Por Rodrigo Carro – Valor Econômico

As despesas das prefeituras brasileiras com educação, cultura, saúde e saneamento cresceram mais de 2,5 vezes desde 1972, como proporção dos recursos municipais desembolsados. Já os gastos com urbanismo minguaram nos últimos 44 anos, apesar de a população urbana no país ter mais que triplicado no período. As informações constam de um levantamento realizado pelo site Observatório de Informações Municipais, com base em dados de 1972 a 2016 abrangendo todas as cidades do país.

Em 1972, as despesas relacionadas à urbanização (serviços, infraestrutura e transporte) correspondiam a 27,41% dos recursos gastos pelas prefeituras. Na época, o percentual era superior a todos os gastos com educação, cultura, saúde e saneamento (20,49%). Essa proporção havia se alterado drasticamente no ano passado, constata o estudo realizado pelo geógrafo e economista François Bremaeker, gestor do Observatório. No ano passado, as despesas com urbanismo haviam encolhido para o patamar de 10,14%, enquanto os gastos com educação, cultura, saúde e saneamento aumentaram para 54,85%.

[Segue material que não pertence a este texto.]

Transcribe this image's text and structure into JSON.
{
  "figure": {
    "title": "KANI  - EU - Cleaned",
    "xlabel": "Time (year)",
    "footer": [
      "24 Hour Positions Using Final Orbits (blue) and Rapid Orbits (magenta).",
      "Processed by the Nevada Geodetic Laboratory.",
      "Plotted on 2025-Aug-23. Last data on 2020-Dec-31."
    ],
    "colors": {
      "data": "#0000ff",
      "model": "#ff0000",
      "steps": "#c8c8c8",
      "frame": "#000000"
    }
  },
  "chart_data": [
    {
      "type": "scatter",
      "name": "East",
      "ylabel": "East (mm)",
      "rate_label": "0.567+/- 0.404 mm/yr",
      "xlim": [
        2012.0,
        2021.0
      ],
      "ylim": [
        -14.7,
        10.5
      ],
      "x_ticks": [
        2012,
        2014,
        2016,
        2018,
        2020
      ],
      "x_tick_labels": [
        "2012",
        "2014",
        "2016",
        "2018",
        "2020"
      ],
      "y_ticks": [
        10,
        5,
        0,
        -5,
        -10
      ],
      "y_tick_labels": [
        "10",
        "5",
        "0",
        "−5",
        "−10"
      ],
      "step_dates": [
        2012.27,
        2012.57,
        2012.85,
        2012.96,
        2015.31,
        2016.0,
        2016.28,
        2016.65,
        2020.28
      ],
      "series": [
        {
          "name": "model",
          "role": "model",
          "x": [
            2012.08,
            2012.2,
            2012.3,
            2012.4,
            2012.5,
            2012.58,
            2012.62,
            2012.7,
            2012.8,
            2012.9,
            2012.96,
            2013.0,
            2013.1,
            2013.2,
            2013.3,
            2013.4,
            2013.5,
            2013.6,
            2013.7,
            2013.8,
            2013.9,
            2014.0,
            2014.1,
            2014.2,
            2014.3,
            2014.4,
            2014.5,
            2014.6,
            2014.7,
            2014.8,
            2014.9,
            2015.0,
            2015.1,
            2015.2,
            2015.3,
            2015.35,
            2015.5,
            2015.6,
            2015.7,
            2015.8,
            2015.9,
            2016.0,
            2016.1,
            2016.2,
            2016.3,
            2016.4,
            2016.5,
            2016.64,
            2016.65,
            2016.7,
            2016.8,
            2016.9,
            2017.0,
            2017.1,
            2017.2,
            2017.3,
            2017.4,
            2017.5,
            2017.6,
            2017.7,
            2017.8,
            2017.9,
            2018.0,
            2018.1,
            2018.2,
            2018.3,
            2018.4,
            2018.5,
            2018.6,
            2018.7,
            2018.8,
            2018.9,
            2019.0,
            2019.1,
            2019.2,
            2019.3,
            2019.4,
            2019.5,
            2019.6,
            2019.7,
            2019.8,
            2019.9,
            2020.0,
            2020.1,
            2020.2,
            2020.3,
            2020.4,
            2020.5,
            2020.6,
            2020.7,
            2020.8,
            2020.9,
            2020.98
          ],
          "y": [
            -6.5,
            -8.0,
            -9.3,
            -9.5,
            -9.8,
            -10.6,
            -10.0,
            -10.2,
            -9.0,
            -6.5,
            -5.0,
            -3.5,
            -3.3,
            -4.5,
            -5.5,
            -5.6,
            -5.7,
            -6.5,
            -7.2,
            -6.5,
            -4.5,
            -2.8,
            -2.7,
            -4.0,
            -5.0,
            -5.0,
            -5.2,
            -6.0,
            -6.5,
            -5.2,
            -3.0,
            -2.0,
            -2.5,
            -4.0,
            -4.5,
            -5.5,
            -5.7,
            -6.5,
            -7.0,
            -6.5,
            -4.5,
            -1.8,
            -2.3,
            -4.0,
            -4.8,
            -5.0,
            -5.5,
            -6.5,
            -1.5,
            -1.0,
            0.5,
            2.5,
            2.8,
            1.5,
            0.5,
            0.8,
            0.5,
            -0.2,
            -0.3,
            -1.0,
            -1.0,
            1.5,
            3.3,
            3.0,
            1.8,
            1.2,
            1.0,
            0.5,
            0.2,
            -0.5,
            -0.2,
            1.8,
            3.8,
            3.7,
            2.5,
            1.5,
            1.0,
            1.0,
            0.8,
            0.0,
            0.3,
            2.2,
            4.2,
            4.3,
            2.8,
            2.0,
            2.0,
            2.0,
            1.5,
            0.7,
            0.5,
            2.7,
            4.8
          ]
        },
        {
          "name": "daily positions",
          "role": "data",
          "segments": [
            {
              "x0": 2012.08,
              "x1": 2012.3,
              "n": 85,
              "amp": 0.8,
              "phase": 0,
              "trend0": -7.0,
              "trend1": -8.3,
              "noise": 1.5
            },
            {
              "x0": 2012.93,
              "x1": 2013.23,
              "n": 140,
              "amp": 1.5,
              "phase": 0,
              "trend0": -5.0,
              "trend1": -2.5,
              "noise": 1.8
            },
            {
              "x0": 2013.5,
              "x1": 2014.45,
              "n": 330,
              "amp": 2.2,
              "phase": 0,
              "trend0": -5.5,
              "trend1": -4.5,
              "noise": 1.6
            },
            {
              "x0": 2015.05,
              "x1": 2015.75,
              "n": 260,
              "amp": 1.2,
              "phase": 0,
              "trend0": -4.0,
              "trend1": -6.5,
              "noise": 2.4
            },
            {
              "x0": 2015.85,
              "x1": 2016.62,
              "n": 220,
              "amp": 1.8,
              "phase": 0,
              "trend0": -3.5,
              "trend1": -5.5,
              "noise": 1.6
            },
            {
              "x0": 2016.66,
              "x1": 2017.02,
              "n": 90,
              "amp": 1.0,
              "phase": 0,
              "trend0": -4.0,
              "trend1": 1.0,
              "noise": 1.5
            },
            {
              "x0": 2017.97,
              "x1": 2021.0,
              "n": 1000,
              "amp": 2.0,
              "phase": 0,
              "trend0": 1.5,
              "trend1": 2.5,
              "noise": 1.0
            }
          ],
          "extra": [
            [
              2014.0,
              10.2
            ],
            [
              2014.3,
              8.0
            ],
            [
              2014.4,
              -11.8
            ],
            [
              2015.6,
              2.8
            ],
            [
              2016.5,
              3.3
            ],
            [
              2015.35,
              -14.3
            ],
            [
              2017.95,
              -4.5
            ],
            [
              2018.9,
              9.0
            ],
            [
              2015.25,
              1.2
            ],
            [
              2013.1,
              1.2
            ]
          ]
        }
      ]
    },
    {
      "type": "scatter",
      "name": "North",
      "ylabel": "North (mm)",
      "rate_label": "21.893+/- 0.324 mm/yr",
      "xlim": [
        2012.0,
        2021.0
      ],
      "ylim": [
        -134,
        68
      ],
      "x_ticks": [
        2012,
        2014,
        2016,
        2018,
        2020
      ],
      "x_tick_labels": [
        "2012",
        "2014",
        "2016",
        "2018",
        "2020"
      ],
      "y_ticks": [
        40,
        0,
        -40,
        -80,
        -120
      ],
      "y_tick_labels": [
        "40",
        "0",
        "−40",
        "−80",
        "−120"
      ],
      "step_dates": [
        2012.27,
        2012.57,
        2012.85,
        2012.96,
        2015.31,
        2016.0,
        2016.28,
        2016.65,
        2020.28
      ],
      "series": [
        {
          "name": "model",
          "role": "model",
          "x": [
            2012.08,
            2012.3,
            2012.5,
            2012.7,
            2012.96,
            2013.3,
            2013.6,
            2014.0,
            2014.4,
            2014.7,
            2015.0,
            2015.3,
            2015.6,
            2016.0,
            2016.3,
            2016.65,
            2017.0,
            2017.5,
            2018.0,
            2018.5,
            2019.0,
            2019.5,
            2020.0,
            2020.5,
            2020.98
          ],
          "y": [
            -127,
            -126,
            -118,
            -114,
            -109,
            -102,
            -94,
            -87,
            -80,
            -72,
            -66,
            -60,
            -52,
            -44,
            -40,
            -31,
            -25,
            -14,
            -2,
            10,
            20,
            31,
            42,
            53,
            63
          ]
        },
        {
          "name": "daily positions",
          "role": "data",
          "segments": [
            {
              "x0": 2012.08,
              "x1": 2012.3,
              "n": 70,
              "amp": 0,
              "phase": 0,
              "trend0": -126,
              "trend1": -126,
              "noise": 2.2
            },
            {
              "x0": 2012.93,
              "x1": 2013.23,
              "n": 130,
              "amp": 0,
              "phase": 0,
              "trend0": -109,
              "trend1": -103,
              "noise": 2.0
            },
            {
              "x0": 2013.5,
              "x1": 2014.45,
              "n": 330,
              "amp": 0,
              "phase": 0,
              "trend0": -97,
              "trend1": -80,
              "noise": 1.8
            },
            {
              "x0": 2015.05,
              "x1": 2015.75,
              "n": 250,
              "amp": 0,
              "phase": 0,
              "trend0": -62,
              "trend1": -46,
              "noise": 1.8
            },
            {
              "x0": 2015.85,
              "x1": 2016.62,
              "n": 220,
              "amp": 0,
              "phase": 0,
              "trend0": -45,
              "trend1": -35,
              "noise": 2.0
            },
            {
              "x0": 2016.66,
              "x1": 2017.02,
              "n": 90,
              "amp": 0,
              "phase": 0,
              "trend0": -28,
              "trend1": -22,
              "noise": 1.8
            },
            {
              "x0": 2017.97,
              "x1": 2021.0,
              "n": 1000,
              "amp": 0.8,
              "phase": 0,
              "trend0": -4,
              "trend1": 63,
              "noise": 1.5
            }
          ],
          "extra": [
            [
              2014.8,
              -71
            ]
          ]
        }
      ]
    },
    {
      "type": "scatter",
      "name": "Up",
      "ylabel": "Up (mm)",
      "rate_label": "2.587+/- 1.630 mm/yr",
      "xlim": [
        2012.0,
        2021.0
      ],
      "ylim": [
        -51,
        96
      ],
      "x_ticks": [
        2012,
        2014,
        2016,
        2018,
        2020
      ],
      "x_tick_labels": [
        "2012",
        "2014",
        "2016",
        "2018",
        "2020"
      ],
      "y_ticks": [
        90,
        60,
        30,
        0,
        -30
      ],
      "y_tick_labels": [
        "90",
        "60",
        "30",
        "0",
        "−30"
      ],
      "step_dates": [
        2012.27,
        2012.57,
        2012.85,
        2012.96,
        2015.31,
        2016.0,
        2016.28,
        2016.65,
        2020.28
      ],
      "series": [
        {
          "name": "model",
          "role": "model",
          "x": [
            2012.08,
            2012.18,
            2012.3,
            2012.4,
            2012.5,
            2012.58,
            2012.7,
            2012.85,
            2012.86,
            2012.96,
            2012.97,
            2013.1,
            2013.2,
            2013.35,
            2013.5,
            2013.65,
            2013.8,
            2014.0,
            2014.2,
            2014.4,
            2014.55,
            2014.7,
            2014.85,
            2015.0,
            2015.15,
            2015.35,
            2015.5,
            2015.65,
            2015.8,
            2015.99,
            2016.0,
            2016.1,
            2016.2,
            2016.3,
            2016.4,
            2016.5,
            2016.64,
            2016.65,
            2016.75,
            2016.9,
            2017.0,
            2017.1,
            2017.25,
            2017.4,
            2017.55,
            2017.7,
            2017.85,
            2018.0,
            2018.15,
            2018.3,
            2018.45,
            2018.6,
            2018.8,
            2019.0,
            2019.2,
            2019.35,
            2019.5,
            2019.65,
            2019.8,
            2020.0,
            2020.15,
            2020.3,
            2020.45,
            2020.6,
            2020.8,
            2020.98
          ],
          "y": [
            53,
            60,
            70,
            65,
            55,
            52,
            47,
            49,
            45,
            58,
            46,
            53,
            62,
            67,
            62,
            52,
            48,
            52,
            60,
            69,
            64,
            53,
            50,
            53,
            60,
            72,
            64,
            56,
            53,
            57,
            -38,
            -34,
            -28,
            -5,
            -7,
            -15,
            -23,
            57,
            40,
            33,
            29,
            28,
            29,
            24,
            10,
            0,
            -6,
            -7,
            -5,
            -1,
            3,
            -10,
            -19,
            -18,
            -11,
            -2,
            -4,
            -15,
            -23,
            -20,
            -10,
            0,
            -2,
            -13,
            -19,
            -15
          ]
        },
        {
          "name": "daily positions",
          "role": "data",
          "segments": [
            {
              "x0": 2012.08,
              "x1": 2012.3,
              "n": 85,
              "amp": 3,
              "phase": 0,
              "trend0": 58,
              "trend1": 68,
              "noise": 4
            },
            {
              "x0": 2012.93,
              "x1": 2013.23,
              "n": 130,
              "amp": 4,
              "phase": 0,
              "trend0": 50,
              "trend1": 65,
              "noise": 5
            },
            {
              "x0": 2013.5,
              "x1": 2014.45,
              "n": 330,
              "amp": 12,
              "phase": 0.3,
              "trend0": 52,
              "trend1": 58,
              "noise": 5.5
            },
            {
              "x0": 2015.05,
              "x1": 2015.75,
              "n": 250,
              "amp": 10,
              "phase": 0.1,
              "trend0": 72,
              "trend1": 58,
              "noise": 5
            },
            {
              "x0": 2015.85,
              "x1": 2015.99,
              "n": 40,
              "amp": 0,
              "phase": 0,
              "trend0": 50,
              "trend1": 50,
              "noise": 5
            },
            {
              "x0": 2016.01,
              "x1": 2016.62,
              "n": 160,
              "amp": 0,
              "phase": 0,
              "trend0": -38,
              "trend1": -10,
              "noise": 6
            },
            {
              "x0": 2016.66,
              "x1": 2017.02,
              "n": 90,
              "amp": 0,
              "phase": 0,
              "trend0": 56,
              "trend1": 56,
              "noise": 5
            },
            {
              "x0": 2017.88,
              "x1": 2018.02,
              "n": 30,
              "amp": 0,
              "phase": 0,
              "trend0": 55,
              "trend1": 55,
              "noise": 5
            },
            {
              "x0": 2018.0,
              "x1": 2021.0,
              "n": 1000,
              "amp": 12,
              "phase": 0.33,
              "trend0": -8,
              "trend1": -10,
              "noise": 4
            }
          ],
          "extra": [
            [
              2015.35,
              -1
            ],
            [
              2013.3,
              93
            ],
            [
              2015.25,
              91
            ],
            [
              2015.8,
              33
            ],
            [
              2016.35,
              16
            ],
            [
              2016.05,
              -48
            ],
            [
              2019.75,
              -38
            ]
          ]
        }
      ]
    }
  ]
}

A vinculação de receitas públicas nas áreas de educação e saúde, a partir da década de 1980, foi decisiva na expansão desses gastos, destaca Bremaeker. Atualmente, 25% da receita tributárias e das transferências constitucionais devem obrigatoriamente ser aplicadas na educação por Estados e municípios. Para o segmento de saúde, o percentual obrigatório – definido pela Emenda Constitucional nº 29, de 2000 – é de 15%. “Além disso, outras obrigações infraconstitucionais, como o financiamento de programas criados pelo governo federal [e implementados pelos municípios], vão automaticamente engordando as despesas com saúde e educação”, explica o geógrafo.

Como exemplo, ele cita creches construídas com recursos federais mas mantidas pelas prefeituras. E, também, as Unidades de Pronto Atendimento (UPAs), em que o custeio deveria ser em teoria repartido igualmente entre União, Estado e município. Com a retração da receita tributária nos níveis federal e estadual, muitos municípios se viram com a responsabilidade de financiar sozinhos o funcionamentos das UPAs. A estimativa da Confederação Nacional de Municípios (CNM) é de que há 171 Unidades de Pronto Atendimento fechadas no país.

Presidente da CNM, Paulo Ziulkoski atribui aos programas criados pelo governo federal nas últimas décadas – como o Saúde da Família e o Proinfância – grande parte do inchaço nos gastos com pessoal das prefeituras brasileiras. Estudo divulgado em outubro pela CNM contabilizava 1.297 municípios brasileiros (de um total de 5.570) com despesas de pessoal acima do limite constitucional ao fim de 2016.

Entre 1972 e 2010 (data do último censo demográfico no país), a população urbana no país saltou de 52,9 milhões (55,98% do total) para 160,9 milhões (84,34%). Iniciado nos anos 1960, o êxodo rural se intensificou nas décadas de 1970 e 1980.

Na contramão do fluxo de migrantes do campo para a cidade, os investimentos municipais em urbanização diminuíram. “Essa migração foi muito rápida e ocorreu de forma desordenada, desorganizada, sobrecarregando as cidades”, diz Ziulkoski.

Segundo Bremaeker, seria necessário destinar muito mais recursos para atender a demanda reprimida por serviços e infraestrutura urbana, gerada pela mudança no perfil da população brasileira. “A maior parte da pressão demográfica recaiu sobre as capitais”, enfatiza o autor do levantamento. Nas capitais brasileiras, os gastos com urbanismo diminuíram 3,88 vezes entre 1972 e 2016, em termos percentuais. Num período similar, entre 1970 e 2010, a população nessas cidades passou de 19,4 milhões de habitantes para 46,1 milhões – uma expansão de 2,38 vezes.

“As vinculações de receitas não deveriam ser feitas de forma linear”, defende Ziulkoski, da CNM. “Muitos municípios não têm onde gastar o percentual mínimo de 25% em educação e, com isto, têm as contas rejeitadas [pelos tribunais de contas].